Never resting on her laurels, this initial success led my mom to a long career of publishing and lecturing. Wendy has published five other books, including Animals in American Folk Art andContemporary Pictorial Quilts. As my mother researched her books, she often needed to visit various museums in New England. On the pretext of taking me to camp in Maine, we headed up the coast, stopping at antique fairs and historical societies. To bolster my lagging enthusiasm, she promised to stop at any amusement park we passed on the way and even go on the dreaded roller coaster with me. She recalls that one in Rhode Island almost did her in.
Wendy has gone on to publish countless magazine articles and curate a number of museum shows. Her courage is reflected in the choice she made when she decided to have cosmetic surgery in 1987. She wrote an article about her face-lift for Salt Lake Magazine that included a thirty-day diary of her recovery. She believed she could help other women make the right choice in regards to cosmetic surgery by being open.
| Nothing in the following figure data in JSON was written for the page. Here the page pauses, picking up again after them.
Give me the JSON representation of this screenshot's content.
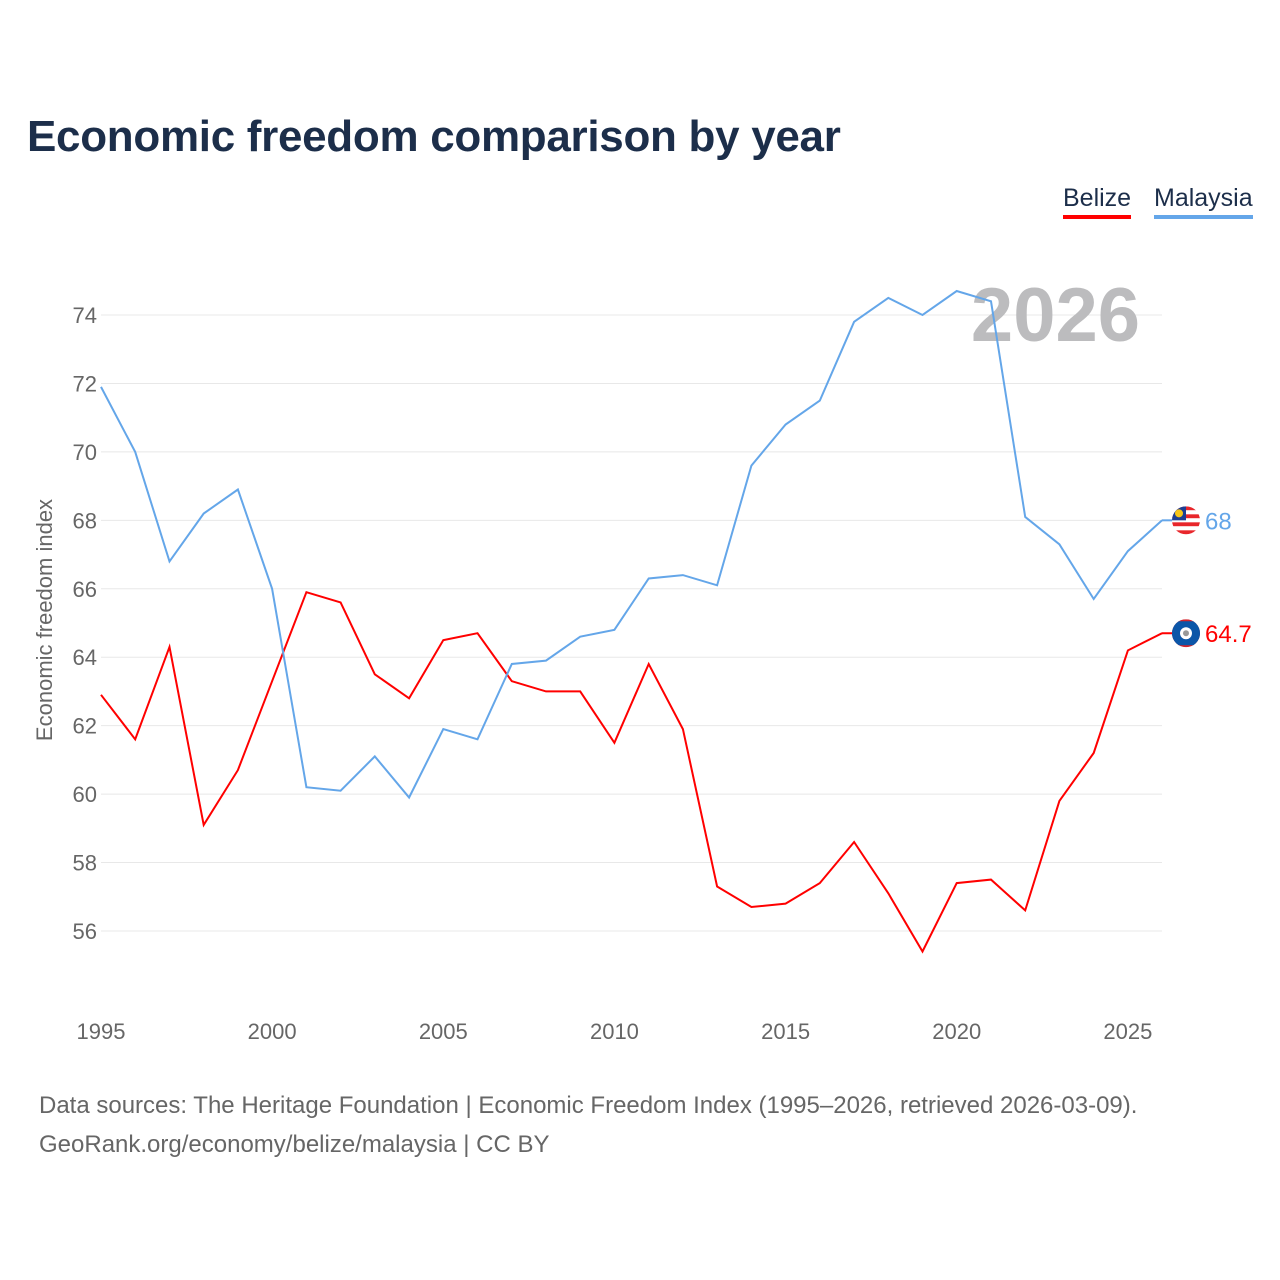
{
  "chart_data": {
    "type": "line",
    "title": "Economic freedom comparison by year",
    "xlabel": "",
    "ylabel": "Economic freedom index",
    "year_watermark": "2026",
    "x": [
      1995,
      1996,
      1997,
      1998,
      1999,
      2000,
      2001,
      2002,
      2003,
      2004,
      2005,
      2006,
      2007,
      2008,
      2009,
      2010,
      2011,
      2012,
      2013,
      2014,
      2015,
      2016,
      2017,
      2018,
      2019,
      2020,
      2021,
      2022,
      2023,
      2024,
      2025,
      2026
    ],
    "xticks": [
      "1995",
      "2000",
      "2005",
      "2010",
      "2015",
      "2020",
      "2025"
    ],
    "yticks": [
      "56",
      "58",
      "60",
      "62",
      "64",
      "66",
      "68",
      "70",
      "72",
      "74"
    ],
    "xlim": [
      1995,
      2026
    ],
    "ylim": [
      54,
      76
    ],
    "grid": true,
    "legend_position": "top-right",
    "series": [
      {
        "name": "Belize",
        "color": "#ff0000",
        "end_label": "64.7",
        "values": [
          62.9,
          61.6,
          64.3,
          59.1,
          60.7,
          63.3,
          65.9,
          65.6,
          63.5,
          62.8,
          64.5,
          64.7,
          63.3,
          63.0,
          63.0,
          61.5,
          63.8,
          61.9,
          57.3,
          56.7,
          56.8,
          57.4,
          58.6,
          57.1,
          55.4,
          57.4,
          57.5,
          56.6,
          59.8,
          61.2,
          64.2,
          64.7
        ]
      },
      {
        "name": "Malaysia",
        "color": "#64a6e9",
        "end_label": "68",
        "values": [
          71.9,
          70.0,
          66.8,
          68.2,
          68.9,
          66.0,
          60.2,
          60.1,
          61.1,
          59.9,
          61.9,
          61.6,
          63.8,
          63.9,
          64.6,
          64.8,
          66.3,
          66.4,
          66.1,
          69.6,
          70.8,
          71.5,
          73.8,
          74.5,
          74.0,
          74.7,
          74.4,
          68.1,
          67.3,
          65.7,
          67.1,
          68.0
        ]
      }
    ]
  },
  "legend": {
    "belize": "Belize",
    "malaysia": "Malaysia"
  },
  "source": {
    "line1": "Data sources: The Heritage Foundation | Economic Freedom Index (1995–2026, retrieved 2026-03-09).",
    "line2": "GeoRank.org/economy/belize/malaysia | CC BY"
  }
}
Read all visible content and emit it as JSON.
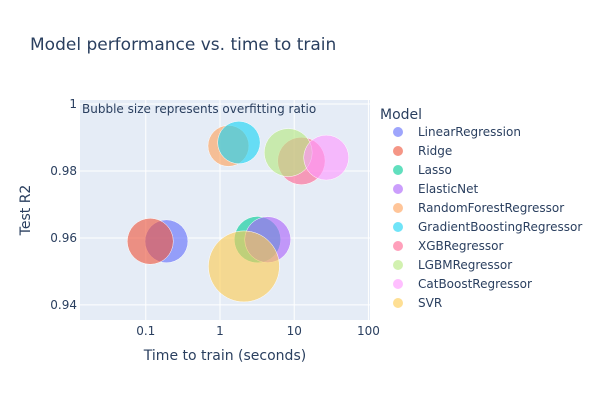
{
  "chart_data": {
    "type": "scatter",
    "subtype": "bubble",
    "title": "Model performance vs. time to train",
    "xlabel": "Time to train (seconds)",
    "ylabel": "Test R2",
    "x_scale": "log",
    "xlim": [
      0.013,
      105
    ],
    "ylim": [
      0.9355,
      1.0012
    ],
    "x_ticks": [
      {
        "value": 0.1,
        "label": "0.1"
      },
      {
        "value": 1,
        "label": "1"
      },
      {
        "value": 10,
        "label": "10"
      },
      {
        "value": 100,
        "label": "100"
      }
    ],
    "y_ticks": [
      {
        "value": 0.94,
        "label": "0.94"
      },
      {
        "value": 0.96,
        "label": "0.96"
      },
      {
        "value": 0.98,
        "label": "0.98"
      },
      {
        "value": 1,
        "label": "1"
      }
    ],
    "grid": true,
    "legend_title": "Model",
    "legend_position": "right",
    "annotation": "Bubble size represents overfitting ratio",
    "series": [
      {
        "name": "LinearRegression",
        "color": "#636efa",
        "x": 0.19,
        "y": 0.959,
        "size": 0.86
      },
      {
        "name": "Ridge",
        "color": "#ef553b",
        "x": 0.115,
        "y": 0.959,
        "size": 0.92
      },
      {
        "name": "Lasso",
        "color": "#00cc96",
        "x": 3.2,
        "y": 0.9595,
        "size": 0.93
      },
      {
        "name": "ElasticNet",
        "color": "#ab63fa",
        "x": 4.4,
        "y": 0.9595,
        "size": 0.92
      },
      {
        "name": "RandomForestRegressor",
        "color": "#ffa15a",
        "x": 1.3,
        "y": 0.9875,
        "size": 0.82
      },
      {
        "name": "GradientBoostingRegressor",
        "color": "#19d3f3",
        "x": 1.8,
        "y": 0.9885,
        "size": 0.85
      },
      {
        "name": "XGBRegressor",
        "color": "#ff6692",
        "x": 12.5,
        "y": 0.983,
        "size": 0.95
      },
      {
        "name": "LGBMRegressor",
        "color": "#b6e880",
        "x": 8.3,
        "y": 0.9855,
        "size": 0.96
      },
      {
        "name": "CatBoostRegressor",
        "color": "#ff97ff",
        "x": 27,
        "y": 0.984,
        "size": 0.9
      },
      {
        "name": "SVR",
        "color": "#fecb52",
        "x": 2.1,
        "y": 0.9515,
        "size": 1.42
      }
    ]
  }
}
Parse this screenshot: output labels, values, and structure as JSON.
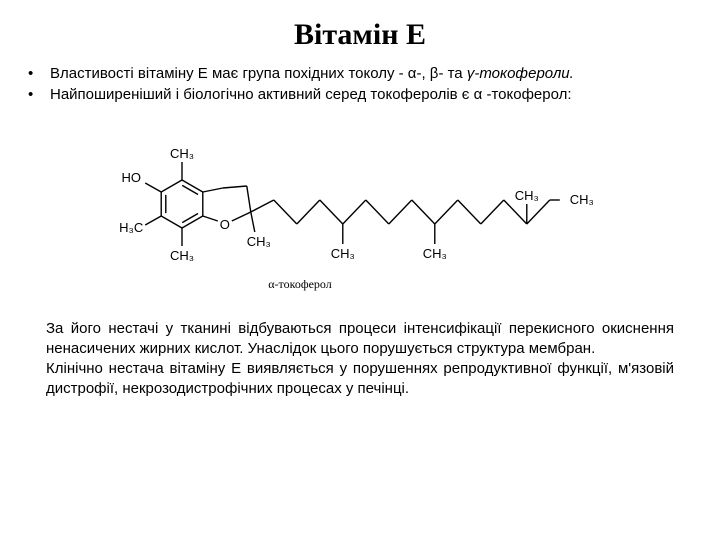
{
  "title": "Вітамін Е",
  "bullets": {
    "b1_pre": "Властивості вітаміну Е має група похідних токолу - α-, β- та ",
    "b1_it": "γ-токофероли.",
    "b2": "Найпоширеніший і біологічно активний серед токоферолів є  α -токоферол:"
  },
  "structure": {
    "labels": {
      "HO": "HO",
      "CH3_top": "CH₃",
      "CH3_left": "H₃C",
      "CH3_bottom": "CH₃",
      "O": "O",
      "CH3_r1": "CH₃",
      "CH3_r2": "CH₃",
      "CH3_r3": "CH₃",
      "CH3_r4": "CH₃",
      "CH3_r5": "CH₃"
    },
    "caption": "α-токоферол",
    "stroke": "#000000",
    "stroke_width": 1.4,
    "font_size": 13,
    "caption_font_size": 12
  },
  "paragraphs": {
    "p1": "За його нестачі у тканині відбуваються процеси інтенсифікації перекисного окиснення ненасичених жирних кислот. Унаслідок цього порушується структура мембран.",
    "p2": "Клінічно нестача вітаміну Е виявляється у порушеннях репродуктивної функції, м'язовій дистрофії, некрозодистрофічних процесах у печінці."
  }
}
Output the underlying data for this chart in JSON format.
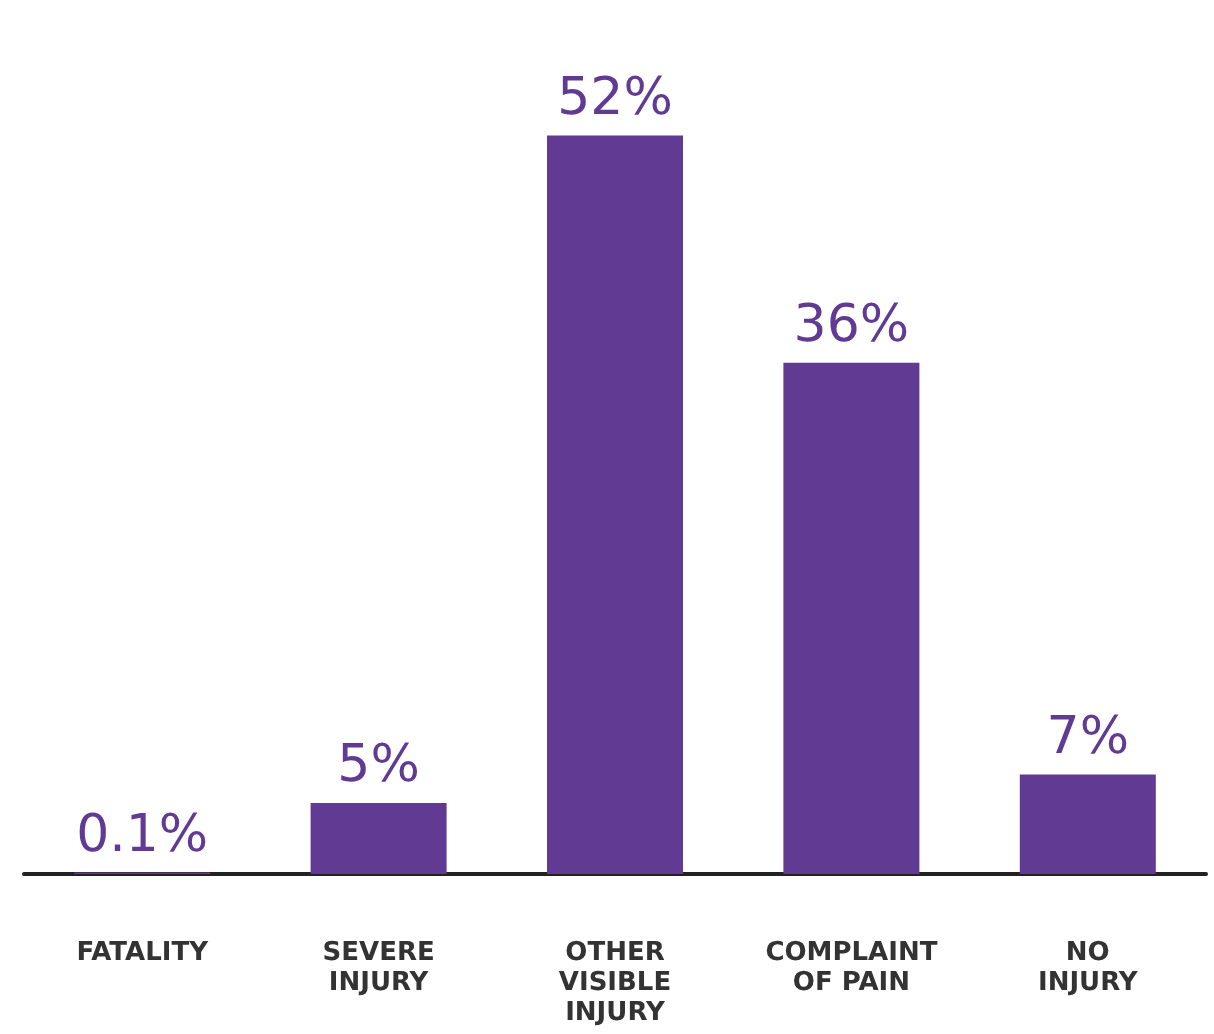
{
  "chart_data": {
    "type": "bar",
    "categories": [
      "FATALITY",
      "SEVERE\nINJURY",
      "OTHER\nVISIBLE\nINJURY",
      "COMPLAINT\nOF PAIN",
      "NO\nINJURY"
    ],
    "values": [
      0.1,
      5,
      52,
      36,
      7
    ],
    "value_labels": [
      "0.1%",
      "5%",
      "52%",
      "36%",
      "7%"
    ],
    "color": "#613a93",
    "tick_labels": "x",
    "grid": false
  }
}
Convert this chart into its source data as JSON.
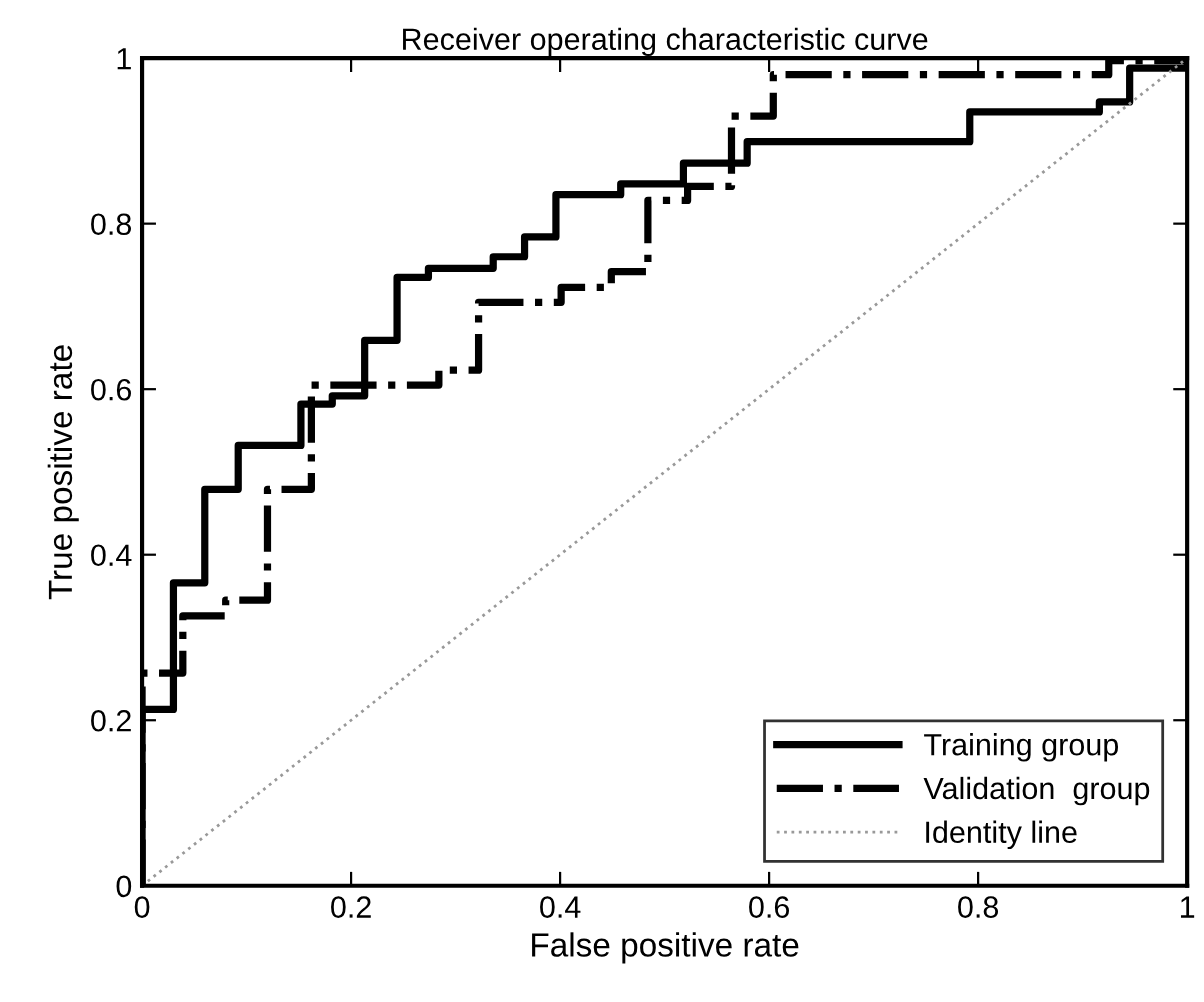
{
  "chart_data": {
    "type": "line",
    "title": "Receiver operating characteristic curve",
    "xlabel": "False positive rate",
    "ylabel": "True positive rate",
    "xlim": [
      0,
      1
    ],
    "ylim": [
      0,
      1
    ],
    "xticks": [
      0,
      0.2,
      0.4,
      0.6,
      0.8,
      1
    ],
    "yticks": [
      0,
      0.2,
      0.4,
      0.6,
      0.8,
      1
    ],
    "grid": false,
    "legend": "bottom right",
    "marker": "none",
    "series": [
      {
        "name": "Training group",
        "color": "#000000",
        "line_style": "solid",
        "x": [
          0,
          0,
          0.03,
          0.03,
          0.06,
          0.06,
          0.092,
          0.092,
          0.152,
          0.152,
          0.182,
          0.182,
          0.213,
          0.213,
          0.244,
          0.244,
          0.274,
          0.274,
          0.336,
          0.336,
          0.366,
          0.366,
          0.396,
          0.396,
          0.458,
          0.458,
          0.518,
          0.518,
          0.579,
          0.579,
          0.792,
          0.792,
          0.916,
          0.916,
          0.945,
          0.945,
          1,
          1
        ],
        "values": [
          0,
          0.213,
          0.213,
          0.366,
          0.366,
          0.479,
          0.479,
          0.532,
          0.532,
          0.582,
          0.582,
          0.592,
          0.592,
          0.659,
          0.659,
          0.735,
          0.735,
          0.746,
          0.746,
          0.76,
          0.76,
          0.784,
          0.784,
          0.835,
          0.835,
          0.848,
          0.848,
          0.873,
          0.873,
          0.899,
          0.899,
          0.935,
          0.935,
          0.947,
          0.947,
          0.988,
          0.988,
          1
        ]
      },
      {
        "name": "Validation  group",
        "color": "#000000",
        "line_style": "dashdot",
        "x": [
          0,
          0,
          0.039,
          0.039,
          0.08,
          0.08,
          0.12,
          0.12,
          0.162,
          0.162,
          0.284,
          0.284,
          0.322,
          0.322,
          0.401,
          0.401,
          0.449,
          0.449,
          0.484,
          0.484,
          0.522,
          0.522,
          0.564,
          0.564,
          0.604,
          0.604,
          0.925,
          0.925,
          1
        ],
        "values": [
          0,
          0.257,
          0.257,
          0.326,
          0.326,
          0.345,
          0.345,
          0.479,
          0.479,
          0.605,
          0.605,
          0.623,
          0.623,
          0.705,
          0.705,
          0.723,
          0.723,
          0.742,
          0.742,
          0.828,
          0.828,
          0.845,
          0.845,
          0.93,
          0.93,
          0.98,
          0.98,
          0.997,
          0.997
        ]
      },
      {
        "name": "Identity line",
        "color": "#999999",
        "line_style": "dotted",
        "x": [
          0,
          1
        ],
        "values": [
          0,
          1
        ]
      }
    ]
  }
}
Arguably, she had one of the most public face-lifts at a time when most women preferred to keep them veiled in secrecy.
Wendy was a stay-at-home mom throughout her early career. She always was present for her husband and children, and in fact just celebrated her forty-ninth wedding anniversary. As her son, I do not recall a single time when I ever resented her choice to go for her passion. Rather, I am so proud of what she has accomplished. By finding a precise balance between her career and her family, my mother enriched my life by making me part of the journey she has taken since that fateful day in 1978. Yes, my mother is my hero, and I hope to be able to emulate her success, her passion and her determination in my ventures. Wendy's success reveals a wonderful truth — it is possible to have it all.